Die Ursachen sind nicht abschließend geklärt. Als sehr wahrscheinlich gilt jedoch eine autosomal dominante Vererbung, daher spricht man auch von dem ACHOO-Syndrome (Autosomal Dominant Compulsive Helio-Ophthalmic Outbursts of Sneezing). Die gängigste Theorie geht davon aus, dass bei diesen Menschen der Sehnerv (Nervus opticus) im Schädel ungewöhnlich nah am Drillingsnerv (Nervus trigeminus) verläuft. Letzterer Nerv ist für die sensible Innervation des Gesichtes und auch der Nasenschleimhaut verantwortlich. Werden nun bei plötzlicher Helligkeit sehr viele Aktionspotenziale über den Sehnerv geleitet, wird der Drillingsnerv elektrisch gereizt, was vom Gehirn wie eine Reizung der Nasenschleimhaut verarbeitet wird und somit als Niesreiz Ausdruck findet. Wenn sich das Auge an die Helligkeit gewöhnt hat, also die Pupillen verengt sind und die Empfindlichkeit der Netzhaut abgenommen hat, lässt der Niesreiz nach.

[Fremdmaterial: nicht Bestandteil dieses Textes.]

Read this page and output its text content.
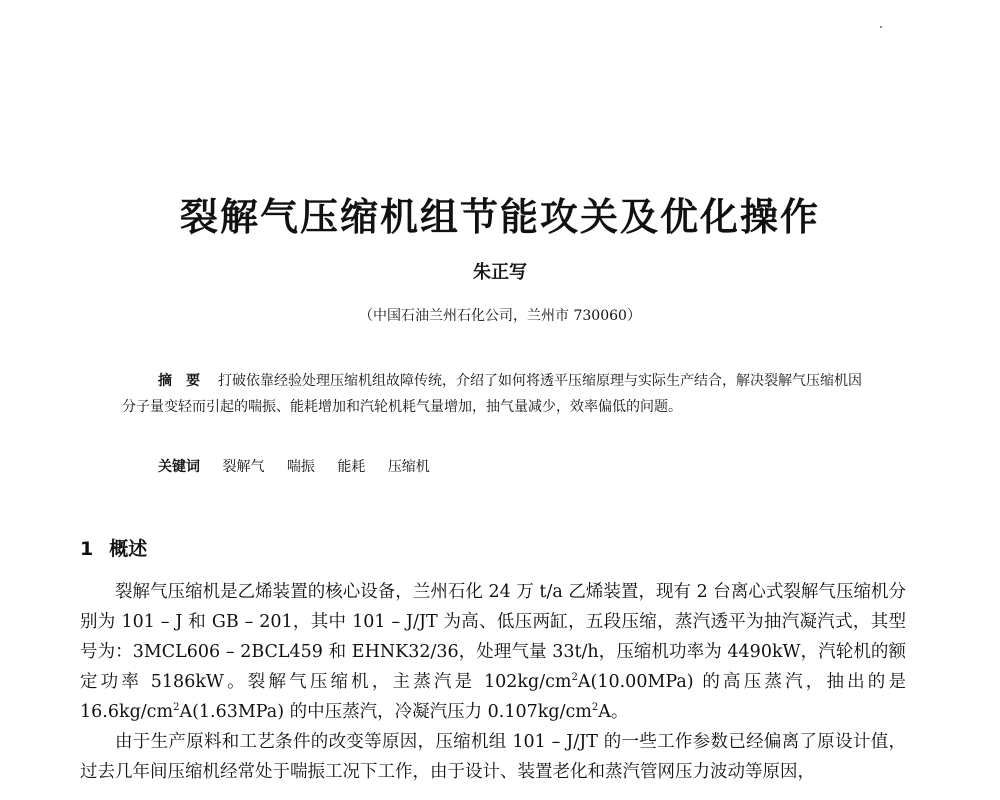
裂解气压缩机组节能攻关及优化操作
朱正写
（中国石油兰州石化公司，兰州市 730060）
摘　要 打破依靠经验处理压缩机组故障传统，介绍了如何将透平压缩原理与实际生产结合，解决裂解气压缩机因分子量变轻而引起的喘振、能耗增加和汽轮机耗气量增加，抽气量减少，效率偏低的问题。
关键词 裂解气 喘振 能耗 压缩机
1 概述

裂解气压缩机是乙烯装置的核心设备，兰州石化 24 万 t/a 乙烯装置，现有 2 台离心式裂解气压缩机分别为 101 – J 和 GB – 201，其中 101 – J/JT 为高、低压两缸，五段压缩，蒸汽透平为抽汽凝汽式，其型号为：3MCL606 – 2BCL459 和 EHNK32/36，处理气量 33t/h，压缩机功率为 4490kW，汽轮机的额定功率 5186kW。裂解气压缩机，主蒸汽是 $102kg/cm^2A(10.00MPa)$ 的高压蒸汽，抽出的是 $16.6kg/cm^2A(1.63MPa)$ 的中压蒸汽，冷凝汽压力 $0.107kg/cm^2A$。

由于生产原料和工艺条件的改变等原因，压缩机组 101 – J/JT 的一些工作参数已经偏离了原设计值，过去几年间压缩机经常处于喘振工况下工作，由于设计、装置老化和蒸汽管网压力波动等原因，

Der photische Niesreflex wurde als Risikofaktor für Militärpiloten identifiziert, da diese dadurch möglicherweise in einer kritischen Flugsituation von der Steuerung ihrer Maschine abgelenkt werden könnten. Bei entsprechenden Versuchen wurde festgestellt, dass Interferenzfilter, und damit auch Sonnenbrillen, keinen Schutz vor dem Niesreflex bieten. Man geht daher davon auss, dass nicht die Wellenlänge, sondern die Intensität des Lichtes für den Reiz verantwortlich ist.
Die ersten Aufzeichnungen zu diesem Phänomen sind von dem Philosophen Francis Bacon bekannt: Er vermutete in dem 1635 veröffentlichten Werk Sylva Sylvarum, durch Lichteinwirkung fließe Flüssigkeit aus dem Gehirn in die Augen und von dort in die Nase.
Auf indirekte Weise wird der photische Niesreflex in Turgenews 1862 erschienenen Roman Väter und Söhne angesprochen: In einer Szene des Romans liegen die beiden Hauptpersonen Jewgenij und Basarow ausgestreckt im Heu. Ein Stabsarzt kommt hinzu und sagt:
- [[..]] ihr habt ein herrliches Plätzchen gewählt und gebt euch einer vorzüglichen Beschäftigung hin. Auf der 'Erde' liegen, in den 'Himmel' blicken ... Wisst ihr - das hat eine tiefere Bedeutung!
- Basarow, der sich durch das Auftreten des Stabsarztes gestört fühlt, antwortet:
- Ich blicke nur dann gen Himmel, wenn ich niesen will.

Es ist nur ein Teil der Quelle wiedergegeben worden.